Stocks gave up a strong lead late Friday, leaving blue chip issues only marginally higher. The broader market was mostly lower.

The Dow Jones industrial average ended up 1.44 at 4,789.08, after giving up nearly all of a 29-point gain. Broad market indexes were pushed lower by technology issues.

The stock market continued a pattern set earlier this week of making sharp reversals in the waning hours of trading.

Declining issues led advancers by nearly 2 to 1 on the New York Stock Exchange. Big Board volume was moderately heavy at 335.22 million shares as of 4 p.m., down from 378.77 million on Thursday.

Blue chip stocks were firm for most of the session, carried higher by a big gain in bond prices. The 30-year benchmark Treasury bond was up 1-7/32 points, or by about $12.19 for each $1,000 invested.

Broad stock indexes struggled all day with the weak technology sector and were brought sharply lower around 2:30 p.m. amid reports that National Semiconductor orders in September were flat. Traders worried that might signal an end to the boom in the computer chip business, where demand has been racing.

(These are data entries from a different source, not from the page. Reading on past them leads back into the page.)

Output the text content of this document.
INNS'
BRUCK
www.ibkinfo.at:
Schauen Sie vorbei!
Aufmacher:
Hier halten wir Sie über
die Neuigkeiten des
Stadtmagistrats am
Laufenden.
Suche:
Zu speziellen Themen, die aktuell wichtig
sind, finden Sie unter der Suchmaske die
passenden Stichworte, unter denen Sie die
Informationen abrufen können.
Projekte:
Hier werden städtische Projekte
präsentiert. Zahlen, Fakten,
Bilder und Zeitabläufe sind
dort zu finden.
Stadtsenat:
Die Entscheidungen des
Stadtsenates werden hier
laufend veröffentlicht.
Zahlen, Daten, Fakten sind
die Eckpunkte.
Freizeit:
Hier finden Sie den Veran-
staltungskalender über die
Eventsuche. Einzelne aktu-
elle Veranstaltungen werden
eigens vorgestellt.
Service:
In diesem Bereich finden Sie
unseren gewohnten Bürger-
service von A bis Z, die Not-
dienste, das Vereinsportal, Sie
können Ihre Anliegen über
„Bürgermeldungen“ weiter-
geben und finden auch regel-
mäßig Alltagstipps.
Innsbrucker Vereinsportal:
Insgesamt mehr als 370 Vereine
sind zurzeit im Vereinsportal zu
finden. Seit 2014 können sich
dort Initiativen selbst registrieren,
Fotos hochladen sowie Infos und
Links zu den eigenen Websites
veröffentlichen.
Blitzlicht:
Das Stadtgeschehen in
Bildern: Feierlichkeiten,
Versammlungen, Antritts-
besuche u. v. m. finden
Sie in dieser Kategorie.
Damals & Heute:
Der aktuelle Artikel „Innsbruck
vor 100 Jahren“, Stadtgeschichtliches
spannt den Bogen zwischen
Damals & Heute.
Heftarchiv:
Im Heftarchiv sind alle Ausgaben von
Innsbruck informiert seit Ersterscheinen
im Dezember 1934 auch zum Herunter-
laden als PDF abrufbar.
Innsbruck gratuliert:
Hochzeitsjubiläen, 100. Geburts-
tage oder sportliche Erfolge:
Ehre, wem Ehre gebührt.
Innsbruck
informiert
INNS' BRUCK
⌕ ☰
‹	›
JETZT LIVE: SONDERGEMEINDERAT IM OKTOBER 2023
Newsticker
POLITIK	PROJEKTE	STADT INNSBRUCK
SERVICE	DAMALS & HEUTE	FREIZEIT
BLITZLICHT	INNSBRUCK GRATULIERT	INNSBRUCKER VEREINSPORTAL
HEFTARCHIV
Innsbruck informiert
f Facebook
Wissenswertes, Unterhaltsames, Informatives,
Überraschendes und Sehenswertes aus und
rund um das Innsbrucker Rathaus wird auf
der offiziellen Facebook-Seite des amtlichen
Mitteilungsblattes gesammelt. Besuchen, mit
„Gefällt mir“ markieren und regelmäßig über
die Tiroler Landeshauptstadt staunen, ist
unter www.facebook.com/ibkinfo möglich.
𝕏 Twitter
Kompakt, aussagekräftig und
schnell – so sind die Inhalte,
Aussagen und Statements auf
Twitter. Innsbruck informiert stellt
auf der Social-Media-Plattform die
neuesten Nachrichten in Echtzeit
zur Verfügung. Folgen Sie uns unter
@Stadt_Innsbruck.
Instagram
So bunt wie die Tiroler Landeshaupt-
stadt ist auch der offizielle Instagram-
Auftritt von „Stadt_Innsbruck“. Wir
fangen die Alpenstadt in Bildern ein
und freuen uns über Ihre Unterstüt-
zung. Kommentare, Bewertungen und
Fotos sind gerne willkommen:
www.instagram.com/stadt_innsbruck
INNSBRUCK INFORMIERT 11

The sell-off spread across the technology stocks and then to the entire market, said David Shulman, Salomon Brothers’ market strategist.

“Some stocks get marked up at the end of the quarter, some investors enter into hedging strategies” Shulman said. “My guess is that the market has a problem, but not because of anything that happened today.”

Some of the stocks that moved substantially Friday:

NYSE

National Semiconductor fell 1-7/8 to 27-5/8

Micron Technology fell 3-1/8 to 79-1/2.

Compaq fell 1-1/4 to 48-3/8.

Texas Instruments fell 2-1/8 to 79-7/8.

Advanced Micro Devices fell 3/4 to 29-1/4.

National Semiconductor was said to have disclosed that its book-to-bill ratio was under 1 in September, indicating that for every $100 worth of products shipped, or billed, the company received less than $100 of orders, or bookings. Technology stocks, already weakened from nervous profit-taking, fell farther on the report.

Corrections Corp. rose 1-5/8 to 48-1/8.

Ladenburg Thalmann says the trend toward privatization of prisons could boost net income to 75 cents per share this year and $1.31 next year, from 53 cents in 1994. Corrections Corp. manages more than 40 percent of the private prison market.

Epitope fell 3/4 to 14.

The company is cutting its work force 28 percent and will take a fourth-quarter charge of $500,000.

NASDAQ

Hollywood Entertainment fell 6-1/16 to 21-7/16.

The company sees third-quarter revenues around $39 million, about 6 percent below earlier projections, and sales at stores open at least a year down between 3 percent and 4 percent.

Nexgen fell 1-7/8 to 18-3/4.

The company said its first-quarter loss will be wider than analysts’ estimates of 27 cents per share, citing price pressure from competitor Intel.

AMEX

Viacom “B,” fell 1-3/8 to 49-3/4.

The company said Thursday that it will issue 6.4 million Class B shares to complete its merger with Blockbuster Entertainment. That is down from the 39 million shares that could have been issued.